MAINTAIN PHYSICAL DISTANCE OF AT LEAST SIX FEET OUTSIDE CLASSROOMS.*

Working with educators, school leaders should establish protocols to maintain physical distance of at least six feet when students and adults are outside the classroom.

  • Stagger the use of communal spaces, including hallways, cafeterias, playgrounds, and restrooms. Provide physical guides, such as floor markings and wall signs, to assist with traffic and maintaining physical distance.
  • Consider flexible options to serve meals, such as grab-and-go.
  • Place plexiglass barriers where physical distancing is harder to maintain.
  • Continue the use of virtual interactions for non-instructional events, such as meetings, professional development, etc.
  • Implement distancing strategies on school buses. 

For more information, review the CDC guidance and ED Handbook.

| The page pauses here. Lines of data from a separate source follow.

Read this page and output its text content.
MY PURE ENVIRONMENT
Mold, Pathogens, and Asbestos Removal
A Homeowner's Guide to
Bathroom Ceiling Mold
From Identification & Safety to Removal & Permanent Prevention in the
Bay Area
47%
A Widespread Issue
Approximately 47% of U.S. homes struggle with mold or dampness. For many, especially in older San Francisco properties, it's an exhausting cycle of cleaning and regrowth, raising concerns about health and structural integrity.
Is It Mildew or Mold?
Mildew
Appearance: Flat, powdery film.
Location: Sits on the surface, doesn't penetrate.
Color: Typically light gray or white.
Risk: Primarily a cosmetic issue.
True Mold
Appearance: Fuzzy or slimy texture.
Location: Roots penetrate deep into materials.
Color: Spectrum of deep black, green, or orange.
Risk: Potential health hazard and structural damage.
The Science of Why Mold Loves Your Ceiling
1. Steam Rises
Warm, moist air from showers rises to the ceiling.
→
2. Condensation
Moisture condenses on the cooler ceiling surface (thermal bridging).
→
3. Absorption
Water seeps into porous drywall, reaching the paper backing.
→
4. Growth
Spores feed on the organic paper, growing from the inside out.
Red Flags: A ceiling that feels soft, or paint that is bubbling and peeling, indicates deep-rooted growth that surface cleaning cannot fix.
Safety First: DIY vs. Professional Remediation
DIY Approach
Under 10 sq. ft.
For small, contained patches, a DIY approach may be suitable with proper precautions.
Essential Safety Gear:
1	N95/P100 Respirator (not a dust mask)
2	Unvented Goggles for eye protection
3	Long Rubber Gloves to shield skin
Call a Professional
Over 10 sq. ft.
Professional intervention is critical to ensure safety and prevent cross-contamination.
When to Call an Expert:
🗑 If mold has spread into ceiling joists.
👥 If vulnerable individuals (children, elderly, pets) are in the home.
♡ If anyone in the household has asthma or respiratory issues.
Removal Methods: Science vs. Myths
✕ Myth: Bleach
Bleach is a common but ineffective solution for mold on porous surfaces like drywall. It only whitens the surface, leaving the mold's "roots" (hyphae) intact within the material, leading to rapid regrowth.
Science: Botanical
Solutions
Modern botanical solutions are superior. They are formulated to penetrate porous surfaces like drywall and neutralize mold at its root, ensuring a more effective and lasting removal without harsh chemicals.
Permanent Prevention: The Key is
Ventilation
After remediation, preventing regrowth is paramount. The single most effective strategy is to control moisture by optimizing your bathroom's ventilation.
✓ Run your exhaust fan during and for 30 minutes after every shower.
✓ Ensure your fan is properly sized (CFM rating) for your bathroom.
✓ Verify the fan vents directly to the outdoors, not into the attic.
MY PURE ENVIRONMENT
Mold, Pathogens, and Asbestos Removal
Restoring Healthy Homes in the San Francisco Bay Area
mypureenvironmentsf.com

HOW TO CREATE SAFE, JUST & HEALTHY SCHOOLS

Ensuring our school communities are safe, just, and healthy places to learn not only protects us from the spread of COVID-19 but also helps us improve school conditions so that our students, educators, and staff—whether Black, brown, or white, Native or newcomer—can thrive. Together, we can advocate for the schools our students, educators, and communities deserve.

Ensuring successful physical distancing practices at schools takes all of us—students, educators, staff, and families—working together. School leaders must provide essential information about policies and resources clearly and in multiple formats and languages so that the entire school community can support its collective health and well-being. This includes all school protocols and signage.

By joining together, parents and educators can make every public school a place where all children can learn and thrive, but district and school leaders must ensure necessary changes are made to the physical environment and each student’s social, emotional, and cognitive level of development considered when establishing physical distancing protocols and policies. For techniques to help students adjust to changes in routine, check out resources from the National Center for Learning Disabilities.

Every student has the right to learn in a supportive environment. To ensure those students with disabilities who are unable to comply with physical distancing guidelines have the opportunity to learn, schools must continue to provide services consistent with a student’s individual education program (IEP) or 504 plan, as appropriate.

NEA MEMBERS: ACT NOW

Contact your state-elected officials and district leaders and demand that your school receives the necessary funding for resources to facilitate physical distancing as well as make structural and operational changes to allow for distancing.

Discuss appropriate enforcement strategies with school leaders, ensuring practices do not disproportionately punish students in under-resourced communities, heighten the loss of opportunity to learn, and perpetuate the school-to-prison pipeline.

Request local policies to enforce physical distancing in the community to prevent community spread from impacting schools. CDC advises that safe in-person learning should be prioritized over nonessential businesses and gatherings within a community. 

Share this guidance with your fellow educators and school leaders.

*Based on CDC guidance and ED Handbook. As of March 19, 2021, the ED Handbook had not been updated to correspond with the updates to the CDC guidance.